We present two major improvements over the Compressible High-ORder Unstructured Spectral difference (CHORUS) code published in Wang et al., “A compressible high-order unstructured spectral difference code for stratified convection in rotating spherical shells,” J. Comput. Phys. 290, 90–111 (2015). The new code is named CHORUS++ in this paper. Subsequently, we perform a series of efficient simulations for rotationally constrained convection (RCC) in spherical shells. The first improvement lies in the integration of the high-order spectral difference method with a boundary-conforming transfinite mapping on cubed-sphere grids, thus ensuring exact geometric representations of spherical surfaces on arbitrary sparse grids.
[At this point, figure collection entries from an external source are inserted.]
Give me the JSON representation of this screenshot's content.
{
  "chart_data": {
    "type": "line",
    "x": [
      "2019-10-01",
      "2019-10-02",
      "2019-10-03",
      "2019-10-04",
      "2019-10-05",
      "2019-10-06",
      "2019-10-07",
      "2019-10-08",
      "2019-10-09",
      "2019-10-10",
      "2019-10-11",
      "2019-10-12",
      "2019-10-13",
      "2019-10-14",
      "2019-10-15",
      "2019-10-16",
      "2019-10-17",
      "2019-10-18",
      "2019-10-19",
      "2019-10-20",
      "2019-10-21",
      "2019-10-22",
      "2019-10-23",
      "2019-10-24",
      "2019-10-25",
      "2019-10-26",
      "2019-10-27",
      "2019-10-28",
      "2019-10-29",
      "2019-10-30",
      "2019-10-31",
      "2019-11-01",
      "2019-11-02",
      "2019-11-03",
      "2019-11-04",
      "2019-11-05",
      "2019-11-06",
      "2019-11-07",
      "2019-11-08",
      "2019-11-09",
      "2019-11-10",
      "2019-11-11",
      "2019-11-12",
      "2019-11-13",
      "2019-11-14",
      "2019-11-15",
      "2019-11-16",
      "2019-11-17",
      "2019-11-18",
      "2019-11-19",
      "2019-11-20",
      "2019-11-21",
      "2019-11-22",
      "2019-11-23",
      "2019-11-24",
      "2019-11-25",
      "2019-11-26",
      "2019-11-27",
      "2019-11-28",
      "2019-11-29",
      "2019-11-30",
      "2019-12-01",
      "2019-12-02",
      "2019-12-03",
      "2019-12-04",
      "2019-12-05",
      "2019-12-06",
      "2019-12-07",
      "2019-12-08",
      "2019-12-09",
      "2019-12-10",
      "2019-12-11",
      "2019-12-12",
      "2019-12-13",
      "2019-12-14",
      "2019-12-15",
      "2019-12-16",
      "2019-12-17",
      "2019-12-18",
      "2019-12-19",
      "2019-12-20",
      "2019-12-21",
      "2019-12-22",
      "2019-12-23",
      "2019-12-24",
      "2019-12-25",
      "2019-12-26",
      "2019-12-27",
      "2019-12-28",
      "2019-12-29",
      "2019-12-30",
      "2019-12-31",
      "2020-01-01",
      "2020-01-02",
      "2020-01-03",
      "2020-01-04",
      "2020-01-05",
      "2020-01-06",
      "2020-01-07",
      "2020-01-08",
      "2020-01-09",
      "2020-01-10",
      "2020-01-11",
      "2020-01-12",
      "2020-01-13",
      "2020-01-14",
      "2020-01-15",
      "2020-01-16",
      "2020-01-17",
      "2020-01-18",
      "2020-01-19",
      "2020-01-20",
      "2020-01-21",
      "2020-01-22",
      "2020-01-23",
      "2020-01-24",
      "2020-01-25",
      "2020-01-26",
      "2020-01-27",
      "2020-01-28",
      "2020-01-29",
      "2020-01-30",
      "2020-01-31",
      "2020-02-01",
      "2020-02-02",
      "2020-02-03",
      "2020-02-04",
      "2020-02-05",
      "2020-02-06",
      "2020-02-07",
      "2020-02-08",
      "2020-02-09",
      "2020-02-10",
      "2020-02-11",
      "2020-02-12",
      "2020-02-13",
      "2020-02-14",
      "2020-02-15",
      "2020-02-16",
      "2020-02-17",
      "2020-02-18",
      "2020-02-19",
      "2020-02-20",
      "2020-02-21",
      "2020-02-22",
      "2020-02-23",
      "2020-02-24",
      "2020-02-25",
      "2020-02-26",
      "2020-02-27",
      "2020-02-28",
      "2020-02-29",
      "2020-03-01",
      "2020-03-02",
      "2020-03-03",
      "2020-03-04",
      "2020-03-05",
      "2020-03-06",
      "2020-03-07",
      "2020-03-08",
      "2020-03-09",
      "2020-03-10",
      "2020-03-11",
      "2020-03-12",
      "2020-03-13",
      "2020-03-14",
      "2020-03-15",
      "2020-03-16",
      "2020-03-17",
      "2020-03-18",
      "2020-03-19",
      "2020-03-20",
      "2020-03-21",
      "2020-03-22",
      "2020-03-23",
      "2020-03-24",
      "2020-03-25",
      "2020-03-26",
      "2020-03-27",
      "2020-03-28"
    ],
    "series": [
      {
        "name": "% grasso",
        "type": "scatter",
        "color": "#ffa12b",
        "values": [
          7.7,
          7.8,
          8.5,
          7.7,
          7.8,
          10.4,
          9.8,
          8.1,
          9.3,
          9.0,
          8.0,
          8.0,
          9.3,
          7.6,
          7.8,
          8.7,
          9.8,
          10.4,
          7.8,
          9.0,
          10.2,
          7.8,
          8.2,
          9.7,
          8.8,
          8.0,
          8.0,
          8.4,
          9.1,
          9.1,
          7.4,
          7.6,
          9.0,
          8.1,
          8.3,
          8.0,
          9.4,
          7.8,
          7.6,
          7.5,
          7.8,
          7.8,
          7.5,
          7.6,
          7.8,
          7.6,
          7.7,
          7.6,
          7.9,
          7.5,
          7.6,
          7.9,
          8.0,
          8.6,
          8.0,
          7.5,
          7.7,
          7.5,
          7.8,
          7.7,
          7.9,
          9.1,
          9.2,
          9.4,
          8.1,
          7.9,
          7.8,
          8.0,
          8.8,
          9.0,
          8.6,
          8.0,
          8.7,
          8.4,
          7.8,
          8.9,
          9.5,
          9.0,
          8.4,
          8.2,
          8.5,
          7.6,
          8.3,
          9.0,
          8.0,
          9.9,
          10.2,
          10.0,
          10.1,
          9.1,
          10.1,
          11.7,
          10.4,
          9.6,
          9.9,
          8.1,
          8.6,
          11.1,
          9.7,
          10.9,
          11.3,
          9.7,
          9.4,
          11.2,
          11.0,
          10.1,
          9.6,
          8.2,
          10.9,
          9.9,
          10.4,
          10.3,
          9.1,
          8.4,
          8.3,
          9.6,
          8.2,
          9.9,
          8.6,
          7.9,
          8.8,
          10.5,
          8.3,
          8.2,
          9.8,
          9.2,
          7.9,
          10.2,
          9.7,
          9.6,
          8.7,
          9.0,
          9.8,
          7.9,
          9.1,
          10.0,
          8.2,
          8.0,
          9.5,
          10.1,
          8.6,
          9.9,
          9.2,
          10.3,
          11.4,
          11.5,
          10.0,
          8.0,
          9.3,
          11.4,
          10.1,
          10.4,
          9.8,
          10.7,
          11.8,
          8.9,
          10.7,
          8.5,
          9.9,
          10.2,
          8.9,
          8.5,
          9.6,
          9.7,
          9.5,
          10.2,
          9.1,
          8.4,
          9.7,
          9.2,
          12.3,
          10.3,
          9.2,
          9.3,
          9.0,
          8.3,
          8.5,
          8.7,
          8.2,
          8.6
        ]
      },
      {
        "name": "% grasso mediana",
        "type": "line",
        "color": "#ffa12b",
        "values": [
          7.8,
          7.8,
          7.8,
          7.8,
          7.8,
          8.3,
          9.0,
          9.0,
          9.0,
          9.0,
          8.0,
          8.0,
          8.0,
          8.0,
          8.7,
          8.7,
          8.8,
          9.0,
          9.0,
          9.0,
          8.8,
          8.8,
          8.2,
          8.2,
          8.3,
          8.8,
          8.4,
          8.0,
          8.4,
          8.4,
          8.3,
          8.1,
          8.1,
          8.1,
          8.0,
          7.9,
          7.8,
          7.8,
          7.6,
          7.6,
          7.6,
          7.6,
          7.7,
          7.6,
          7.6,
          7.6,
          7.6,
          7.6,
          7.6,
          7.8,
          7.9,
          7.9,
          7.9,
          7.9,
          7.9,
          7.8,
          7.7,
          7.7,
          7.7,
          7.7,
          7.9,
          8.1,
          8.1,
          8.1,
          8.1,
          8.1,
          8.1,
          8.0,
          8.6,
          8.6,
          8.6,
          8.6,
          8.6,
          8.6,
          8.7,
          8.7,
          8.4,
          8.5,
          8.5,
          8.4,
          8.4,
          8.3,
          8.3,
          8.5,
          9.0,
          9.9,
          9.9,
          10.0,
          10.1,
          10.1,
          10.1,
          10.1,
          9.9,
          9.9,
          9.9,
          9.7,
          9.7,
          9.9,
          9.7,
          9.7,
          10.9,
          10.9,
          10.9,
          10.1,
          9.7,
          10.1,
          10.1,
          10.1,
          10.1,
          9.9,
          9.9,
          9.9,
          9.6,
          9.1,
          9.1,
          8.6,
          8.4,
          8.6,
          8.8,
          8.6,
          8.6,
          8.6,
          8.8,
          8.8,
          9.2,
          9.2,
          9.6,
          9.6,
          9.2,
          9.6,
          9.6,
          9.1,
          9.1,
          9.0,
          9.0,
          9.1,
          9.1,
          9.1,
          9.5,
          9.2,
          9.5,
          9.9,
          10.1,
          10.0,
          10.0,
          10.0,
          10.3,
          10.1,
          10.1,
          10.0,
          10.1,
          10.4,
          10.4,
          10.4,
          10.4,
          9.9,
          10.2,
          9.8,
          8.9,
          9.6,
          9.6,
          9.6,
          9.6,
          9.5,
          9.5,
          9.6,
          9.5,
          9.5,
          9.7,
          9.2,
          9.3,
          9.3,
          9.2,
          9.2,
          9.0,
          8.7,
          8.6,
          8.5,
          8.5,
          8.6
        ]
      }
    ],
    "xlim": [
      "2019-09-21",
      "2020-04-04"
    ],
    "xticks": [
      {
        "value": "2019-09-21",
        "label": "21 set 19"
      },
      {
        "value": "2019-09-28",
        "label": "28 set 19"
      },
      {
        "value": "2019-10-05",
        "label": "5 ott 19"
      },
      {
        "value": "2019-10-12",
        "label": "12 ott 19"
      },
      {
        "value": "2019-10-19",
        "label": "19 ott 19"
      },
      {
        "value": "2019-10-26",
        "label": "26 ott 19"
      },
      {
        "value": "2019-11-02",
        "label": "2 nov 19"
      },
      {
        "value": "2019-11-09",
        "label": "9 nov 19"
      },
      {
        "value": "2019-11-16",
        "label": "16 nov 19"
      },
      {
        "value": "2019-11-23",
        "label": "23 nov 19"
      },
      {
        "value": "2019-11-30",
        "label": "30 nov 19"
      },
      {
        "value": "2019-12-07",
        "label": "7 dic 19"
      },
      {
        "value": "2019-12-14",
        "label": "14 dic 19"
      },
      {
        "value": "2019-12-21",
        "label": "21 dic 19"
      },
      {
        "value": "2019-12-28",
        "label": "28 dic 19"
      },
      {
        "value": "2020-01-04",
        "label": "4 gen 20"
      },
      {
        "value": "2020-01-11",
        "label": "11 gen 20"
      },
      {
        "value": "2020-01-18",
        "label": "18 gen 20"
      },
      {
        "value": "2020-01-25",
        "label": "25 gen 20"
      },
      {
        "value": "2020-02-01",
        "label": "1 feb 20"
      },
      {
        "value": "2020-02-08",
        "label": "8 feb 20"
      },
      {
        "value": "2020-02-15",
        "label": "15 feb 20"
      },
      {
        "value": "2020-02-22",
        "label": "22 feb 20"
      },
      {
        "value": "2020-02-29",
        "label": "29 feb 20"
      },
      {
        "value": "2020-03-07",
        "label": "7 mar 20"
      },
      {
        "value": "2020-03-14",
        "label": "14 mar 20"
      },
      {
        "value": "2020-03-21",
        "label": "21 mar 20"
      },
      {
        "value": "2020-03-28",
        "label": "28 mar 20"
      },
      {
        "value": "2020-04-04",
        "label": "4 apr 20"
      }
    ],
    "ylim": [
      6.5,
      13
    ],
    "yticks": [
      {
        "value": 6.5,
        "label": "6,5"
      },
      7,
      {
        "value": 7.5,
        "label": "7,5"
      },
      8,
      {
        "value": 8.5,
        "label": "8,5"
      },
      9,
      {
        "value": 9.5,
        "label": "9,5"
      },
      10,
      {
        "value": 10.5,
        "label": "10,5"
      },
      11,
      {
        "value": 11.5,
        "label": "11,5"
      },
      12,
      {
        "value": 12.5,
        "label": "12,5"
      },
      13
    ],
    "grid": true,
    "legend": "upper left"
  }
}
The second improvement is on the adoption of higher-order elements (sixth-order) in CHORUS++ vs third-order elements for the original CHORUS code. CHORUS++ enables high-fidelity RCC simulations using sixth-order elements on very coarse grids. To test the accuracy and efficiency of using elements of different orders, CHORUS++ is applied to a laminar solar benchmark, which is characterized by columnar banana-shaped convective cells. By fixing the total number of solution degrees of freedom, the computational cost per time step remains unchanged. Nevertheless, using higher-order elements in CHORUS++ resolves components of the radial energy flux much better than using third-order elements. To obtain converged predictions, using sixth-order elements is 8.7 times faster than using third-order elements. This significant speedup allows global-scale fully compressible RCC simulations to reach equilibration of the energy fluxes on a small cluster of just 40 cores. In contrast, CHORUS simulations were performed by Wang et al. on supercomputers using approximately 10 000 cores. Using sixth-order elements in CHORUS++, we further carry out global-scale solar convection simulations with decreased rotational velocities. Interconnected networks of downflow lanes emerge and surround broader and weaker regions of upflow fields. A strong inward kinetic energy flux compensated by an enhanced outward enthalpy flux appears. These observations are all consistent with those published in the literature. Furthermore, CHORUS++ can be extended to magnetohydrodynamic simulations with potential applications to the hydromagnetic dynamo processes in the interiors of stars and planets.